The United Nations High Commissioner for Refugees (UNHCR) has called for the immediate rescue of a group of Rohingya refugees who are drifting away in their boat in the Andaman Sea without food and water, many of whom are ill and suffering from severe dehydration.
The UN High Commissioner for Refugees (UNHCR) said he did not know the exact location of the vessel and understood that some of the passengers were dead. The boat left southern Bangladesh about ten days ago and experienced an engine outage.
“Immediate action is needed to save lives and prevent further tragedy,” UNHCR said in a statement, offering to support governments in providing humanitarian aid to the rescued.
A senior Indian Coast Guard official confirmed to Reuters that the boat had been located in an area off the Andaman and Nicobar Islands.
Map of Andoman and Nicobar Islands.
According to Chris Lewa, director of the Arakan project, a group monitoring the Rohingya crisis, at least eight people have been killed.
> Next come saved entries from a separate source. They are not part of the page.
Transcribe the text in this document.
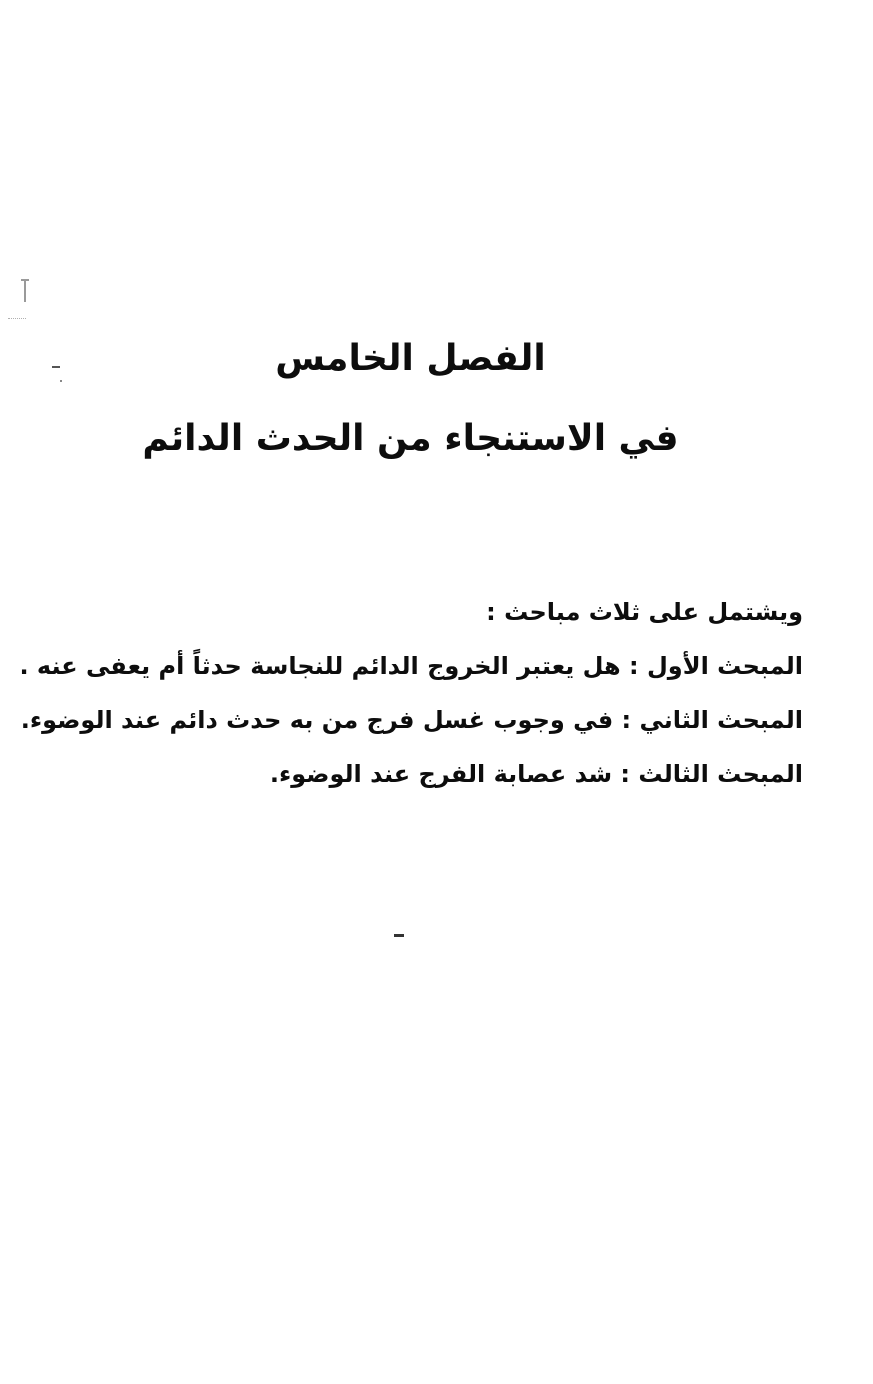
الفصل الخامس
في الاستنجاء من الحدث الدائم
ويشتمل على ثلاث مباحث :
المبحث الأول : هل يعتبر الخروج الدائم للنجاسة حدثاً أم يعفى عنه .
المبحث الثاني : في وجوب غسل فرج من به حدث دائم عند الوضوء.
المبحث الثالث : شد عصابة الفرج عند الوضوء.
Lewa said Indian naval vessels that were nearby provided food and water. “But we still do not know what they will do after that,” he added.
A spokesman for the Indian Navy did not provide details about the situation but said a statement would be issued later.
According to UNHCR, the boat departs from the Bangladeshi coastal district of Cox’s Bazar, where about a million Rohingya live in appalling conditions in sprawling refugee camps.
In Malaysia, a court has temporarily suspended the deportation of 1,200 Myanmar citizens, who were on the boats offered by the Myanmar army. The migrants included members of vulnerable minorities and were sent to a military base in western Malaysia to be loaded onto three boats for the journey home.
The United States and the United Nations have criticized the plan, calling on the United Nations High Commissioner for Refugees to provide access to detainees to determine whether there are any asylum seekers.
The UN says it knows at least six are registered with them and need international protection.
Hundreds of thousands of Rohingya fled to Bangladesh in 2017 after a deadly repression by security forces in Myanmar.
Authorities in Bangladesh said on Monday that they were not aware of any boats leaving the camps. “If we had such information, we would have stopped it,” said Rafiqul Islam, an additional police superintendent at Cox’s Bazar.
Amnesty International said in a statement that too many lives had already been lost from countries that did not want to assist Rohingya people at sea.
“Another repeat of the disgraceful incidents should be avoided here,” said Saad Hammadi, Amnesty South Asia’s campaigner.
“After years of limbo in Bangladesh and after the recent coup in Myanmar, Rohingya people feel they have no choice but to undertake these dangerous journeys.”